Nikka didn’t need telling twice. She scurried past them, eager to return to her task.

Miles frowned but nodded. “There’s plenty to do here for now.”

As the rest of them made their way back to the ballroom past the staircase that led down, Gabriel’s mind drifted down those stairs.

The basement. The “Gilded Cage.” If the attic was the house’s hidden brain, the basement was its gut, the place where the bile settled.

They would need to inventory it as well.

But the thought of descending those stairs today, with his nerves already frayed from the morning’s argument and the looming threat of Vellast, made his throat tight. No. He couldn’t do the basement today. And he didn’t have to. There was more than enough to do today on the main and upper floors.

“Lord Fairfield! Master Beauchamp!” Nikka’s voice boomed from the far end of the ballroom, obliterating the tension. She was standing next to a massive mahogany sideboard that looked like it weighed as much as a carriage. “There’s a lot of goop behind here. I need help to move it.”

Miles sighed, a man beset by trials, and reached into his coat. “I have just the thing.” He pulled out the Kinetite disc, and Gabriel recalled the effort it had taken yesterday for Miles to use it repeatedly. If he levitated this cabinet, he’d likely keep magically moving furniture all day.

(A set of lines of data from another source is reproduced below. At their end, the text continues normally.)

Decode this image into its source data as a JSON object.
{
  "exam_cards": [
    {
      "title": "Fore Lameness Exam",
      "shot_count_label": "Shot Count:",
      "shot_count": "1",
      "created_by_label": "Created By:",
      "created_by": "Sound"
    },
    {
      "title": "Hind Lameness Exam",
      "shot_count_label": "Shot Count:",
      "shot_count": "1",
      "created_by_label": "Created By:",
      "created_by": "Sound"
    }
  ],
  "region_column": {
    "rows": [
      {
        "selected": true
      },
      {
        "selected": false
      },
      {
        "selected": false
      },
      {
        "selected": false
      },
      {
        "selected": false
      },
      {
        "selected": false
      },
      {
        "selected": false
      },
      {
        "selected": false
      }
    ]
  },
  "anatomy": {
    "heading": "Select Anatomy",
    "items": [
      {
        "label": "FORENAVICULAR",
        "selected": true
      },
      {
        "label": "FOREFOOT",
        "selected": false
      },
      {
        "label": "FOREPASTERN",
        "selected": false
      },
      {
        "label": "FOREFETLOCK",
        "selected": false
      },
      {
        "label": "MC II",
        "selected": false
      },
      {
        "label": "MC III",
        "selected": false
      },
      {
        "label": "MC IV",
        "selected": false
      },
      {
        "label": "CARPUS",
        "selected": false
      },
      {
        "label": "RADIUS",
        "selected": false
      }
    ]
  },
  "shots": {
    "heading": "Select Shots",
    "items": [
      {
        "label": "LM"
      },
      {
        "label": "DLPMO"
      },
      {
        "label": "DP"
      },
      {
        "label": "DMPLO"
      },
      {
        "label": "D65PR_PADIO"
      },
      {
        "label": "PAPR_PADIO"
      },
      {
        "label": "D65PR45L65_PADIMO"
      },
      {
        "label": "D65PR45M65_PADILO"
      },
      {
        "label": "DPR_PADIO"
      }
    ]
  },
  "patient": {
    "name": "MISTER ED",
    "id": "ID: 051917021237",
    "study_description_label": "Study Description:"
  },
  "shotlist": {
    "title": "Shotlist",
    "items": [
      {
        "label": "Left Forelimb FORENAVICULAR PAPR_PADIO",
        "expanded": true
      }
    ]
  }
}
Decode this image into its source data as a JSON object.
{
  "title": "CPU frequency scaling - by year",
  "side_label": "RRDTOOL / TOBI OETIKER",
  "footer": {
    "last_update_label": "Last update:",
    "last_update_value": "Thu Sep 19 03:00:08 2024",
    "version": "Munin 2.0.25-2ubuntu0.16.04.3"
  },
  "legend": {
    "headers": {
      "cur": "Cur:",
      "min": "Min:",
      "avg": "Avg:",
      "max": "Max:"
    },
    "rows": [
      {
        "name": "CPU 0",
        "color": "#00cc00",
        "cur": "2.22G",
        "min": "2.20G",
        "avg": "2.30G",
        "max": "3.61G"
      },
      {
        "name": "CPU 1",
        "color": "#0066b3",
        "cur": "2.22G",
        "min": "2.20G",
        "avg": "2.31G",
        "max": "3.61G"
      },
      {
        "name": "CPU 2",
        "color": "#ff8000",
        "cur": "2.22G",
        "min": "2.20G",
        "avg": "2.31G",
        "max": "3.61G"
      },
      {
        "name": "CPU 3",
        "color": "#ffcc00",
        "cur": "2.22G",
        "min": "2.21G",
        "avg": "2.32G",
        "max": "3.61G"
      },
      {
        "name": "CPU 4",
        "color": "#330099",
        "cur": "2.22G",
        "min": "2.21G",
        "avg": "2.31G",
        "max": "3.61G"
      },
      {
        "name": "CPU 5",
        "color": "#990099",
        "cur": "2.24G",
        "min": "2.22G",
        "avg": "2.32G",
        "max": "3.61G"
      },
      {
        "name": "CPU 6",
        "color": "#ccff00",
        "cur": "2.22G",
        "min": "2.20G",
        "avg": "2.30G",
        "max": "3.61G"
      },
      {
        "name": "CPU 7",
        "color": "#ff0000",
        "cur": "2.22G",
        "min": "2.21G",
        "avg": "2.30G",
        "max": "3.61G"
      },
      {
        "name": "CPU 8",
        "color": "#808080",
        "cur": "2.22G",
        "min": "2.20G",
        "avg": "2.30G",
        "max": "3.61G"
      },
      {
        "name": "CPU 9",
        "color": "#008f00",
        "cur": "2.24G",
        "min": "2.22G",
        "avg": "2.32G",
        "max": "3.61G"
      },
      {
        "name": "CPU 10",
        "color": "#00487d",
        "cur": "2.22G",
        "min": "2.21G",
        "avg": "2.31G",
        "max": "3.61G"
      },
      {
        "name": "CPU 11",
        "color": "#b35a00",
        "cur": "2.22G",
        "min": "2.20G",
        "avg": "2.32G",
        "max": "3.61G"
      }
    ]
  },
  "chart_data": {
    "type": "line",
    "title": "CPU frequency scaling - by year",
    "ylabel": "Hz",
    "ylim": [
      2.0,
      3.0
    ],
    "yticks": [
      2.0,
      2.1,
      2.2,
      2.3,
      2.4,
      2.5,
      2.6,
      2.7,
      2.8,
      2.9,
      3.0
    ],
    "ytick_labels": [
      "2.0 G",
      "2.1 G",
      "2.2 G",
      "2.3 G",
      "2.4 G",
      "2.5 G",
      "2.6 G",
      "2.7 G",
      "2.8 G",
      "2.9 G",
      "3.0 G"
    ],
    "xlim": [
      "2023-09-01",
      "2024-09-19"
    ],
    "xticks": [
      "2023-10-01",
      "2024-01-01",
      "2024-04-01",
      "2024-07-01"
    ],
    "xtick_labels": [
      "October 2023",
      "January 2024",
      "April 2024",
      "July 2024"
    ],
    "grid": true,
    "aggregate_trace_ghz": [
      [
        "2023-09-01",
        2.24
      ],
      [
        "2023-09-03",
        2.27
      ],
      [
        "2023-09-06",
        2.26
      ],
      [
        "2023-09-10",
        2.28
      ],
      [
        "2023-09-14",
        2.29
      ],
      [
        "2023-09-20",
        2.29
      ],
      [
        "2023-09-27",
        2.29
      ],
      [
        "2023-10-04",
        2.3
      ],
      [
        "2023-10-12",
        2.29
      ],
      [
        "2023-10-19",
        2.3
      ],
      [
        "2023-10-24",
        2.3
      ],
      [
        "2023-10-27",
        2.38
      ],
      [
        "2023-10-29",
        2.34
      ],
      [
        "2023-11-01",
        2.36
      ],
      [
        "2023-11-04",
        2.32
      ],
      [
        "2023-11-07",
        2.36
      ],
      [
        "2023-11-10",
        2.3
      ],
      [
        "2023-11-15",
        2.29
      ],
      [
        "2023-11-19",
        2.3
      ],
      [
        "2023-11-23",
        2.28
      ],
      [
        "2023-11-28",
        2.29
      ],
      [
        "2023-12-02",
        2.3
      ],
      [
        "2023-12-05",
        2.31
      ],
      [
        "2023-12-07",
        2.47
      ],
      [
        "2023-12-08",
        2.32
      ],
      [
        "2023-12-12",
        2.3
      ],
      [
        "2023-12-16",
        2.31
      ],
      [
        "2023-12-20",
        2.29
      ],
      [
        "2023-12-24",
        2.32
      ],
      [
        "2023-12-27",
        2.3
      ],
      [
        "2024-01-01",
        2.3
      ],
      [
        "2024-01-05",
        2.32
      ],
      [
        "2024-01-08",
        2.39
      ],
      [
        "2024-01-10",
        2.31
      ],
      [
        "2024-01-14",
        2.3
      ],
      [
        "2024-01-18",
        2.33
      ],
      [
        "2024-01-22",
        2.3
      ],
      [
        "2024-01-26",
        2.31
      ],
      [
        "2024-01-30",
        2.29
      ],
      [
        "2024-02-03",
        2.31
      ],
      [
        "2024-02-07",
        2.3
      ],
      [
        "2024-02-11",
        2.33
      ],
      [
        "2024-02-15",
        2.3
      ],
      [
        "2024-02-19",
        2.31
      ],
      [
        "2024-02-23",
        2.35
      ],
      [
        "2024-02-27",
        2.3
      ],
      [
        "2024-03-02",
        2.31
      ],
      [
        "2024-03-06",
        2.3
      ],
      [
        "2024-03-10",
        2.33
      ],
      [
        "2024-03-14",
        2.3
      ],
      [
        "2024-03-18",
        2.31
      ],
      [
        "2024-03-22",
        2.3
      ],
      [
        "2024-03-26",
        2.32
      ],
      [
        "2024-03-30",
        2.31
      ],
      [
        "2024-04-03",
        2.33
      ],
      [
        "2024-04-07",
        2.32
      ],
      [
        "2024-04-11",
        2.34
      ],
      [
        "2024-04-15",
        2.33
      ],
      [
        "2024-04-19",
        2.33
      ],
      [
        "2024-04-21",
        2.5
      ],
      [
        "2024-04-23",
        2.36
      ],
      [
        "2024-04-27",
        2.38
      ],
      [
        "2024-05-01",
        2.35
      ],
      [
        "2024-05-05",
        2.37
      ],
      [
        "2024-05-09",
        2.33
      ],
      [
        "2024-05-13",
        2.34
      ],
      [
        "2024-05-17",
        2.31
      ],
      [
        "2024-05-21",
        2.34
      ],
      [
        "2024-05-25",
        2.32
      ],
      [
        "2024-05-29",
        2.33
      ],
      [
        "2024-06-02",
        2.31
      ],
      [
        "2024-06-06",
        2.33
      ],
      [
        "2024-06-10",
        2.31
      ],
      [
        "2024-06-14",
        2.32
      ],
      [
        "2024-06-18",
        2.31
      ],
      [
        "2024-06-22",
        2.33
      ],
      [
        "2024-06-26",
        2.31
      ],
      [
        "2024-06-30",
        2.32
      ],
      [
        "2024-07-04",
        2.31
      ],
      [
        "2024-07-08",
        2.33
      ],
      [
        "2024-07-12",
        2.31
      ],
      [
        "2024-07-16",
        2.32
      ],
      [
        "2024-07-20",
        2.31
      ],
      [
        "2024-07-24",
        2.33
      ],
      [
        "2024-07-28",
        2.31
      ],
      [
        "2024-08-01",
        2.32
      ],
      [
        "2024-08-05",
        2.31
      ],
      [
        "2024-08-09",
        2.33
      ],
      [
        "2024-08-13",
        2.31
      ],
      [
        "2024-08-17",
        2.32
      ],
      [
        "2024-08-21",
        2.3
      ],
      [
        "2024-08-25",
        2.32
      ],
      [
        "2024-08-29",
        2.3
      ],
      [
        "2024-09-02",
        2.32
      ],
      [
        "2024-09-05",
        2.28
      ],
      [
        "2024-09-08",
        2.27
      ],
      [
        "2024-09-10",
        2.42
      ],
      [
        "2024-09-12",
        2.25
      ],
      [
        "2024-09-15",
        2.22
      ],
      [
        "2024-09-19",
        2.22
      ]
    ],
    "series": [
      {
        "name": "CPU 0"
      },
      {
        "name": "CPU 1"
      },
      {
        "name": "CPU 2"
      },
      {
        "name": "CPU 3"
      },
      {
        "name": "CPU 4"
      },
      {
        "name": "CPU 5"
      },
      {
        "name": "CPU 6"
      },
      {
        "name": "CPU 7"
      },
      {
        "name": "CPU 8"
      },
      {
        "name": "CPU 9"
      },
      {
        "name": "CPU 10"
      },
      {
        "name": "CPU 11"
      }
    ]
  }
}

“No,” Gabriel said, stepping forward and placing a hand on Miles’s forearm. He felt the tension in Miles’s muscles, the readiness to cast. “Save it. We don’t know what else this place is going to throw at us today. Don’t waste your power on furniture.”

“It’s not that hard, Gabriel,” Miles argued, though he tucked away his disc.

“Humor me,” Gabriel said. “We can shove it. We have hands.”

He moved to the left side of the sideboard, gesturing for Miles to take the right. It was better this way. Physical exertion was grounding. It kept the panic in the chest from rising to the throat.

“On three,” Gabriel said, bending his knees, gripping the carved wood. “One, two—”

He didn’t get to three.

Before he could exert a single ounce of force, the sideboard moved.

It didn’t scrape or shudder. It slid, smooth as oil on glass, gliding three feet away from the wall and settling with a polite, nearly silent thud .

Gabriel snatched his hands back as if the wood had burned him.

“Fascinating,” Miles said, his mind instantly absorbed with academic hunger. He leaned down to inspect the floor. “Did you feel the hum? That wasn’t just standard levitation. That was a localized friction negation and something else I don’t understand.”

“It’s helpful,” Nikka chirped, oblivious to the creepiness of it all. She immediately attacked the revealed pile of gray sludge with a brush that seemed to make it hiss and dissolve. “I’ll take it.”

Genna scoffed .

“Helpful?” Genna cradled her healing hand against her chest, eyeing the obedient furniture with open hostility. “Funny how it plays the eager servant for the pretty lord but tries to amputate my fingers for touching a latch. It seems your house has favorites, Gabriel.”

“It’s a classic sympathetic resonance,” Miles said, crouching to inspect the floorboards where the sideboard had glided, his fascination momentarily eclipsing his concern for Genna’s fingers.

“Oh, please. That wasn’t a subroutine; that was a mood swing,” Genna countered.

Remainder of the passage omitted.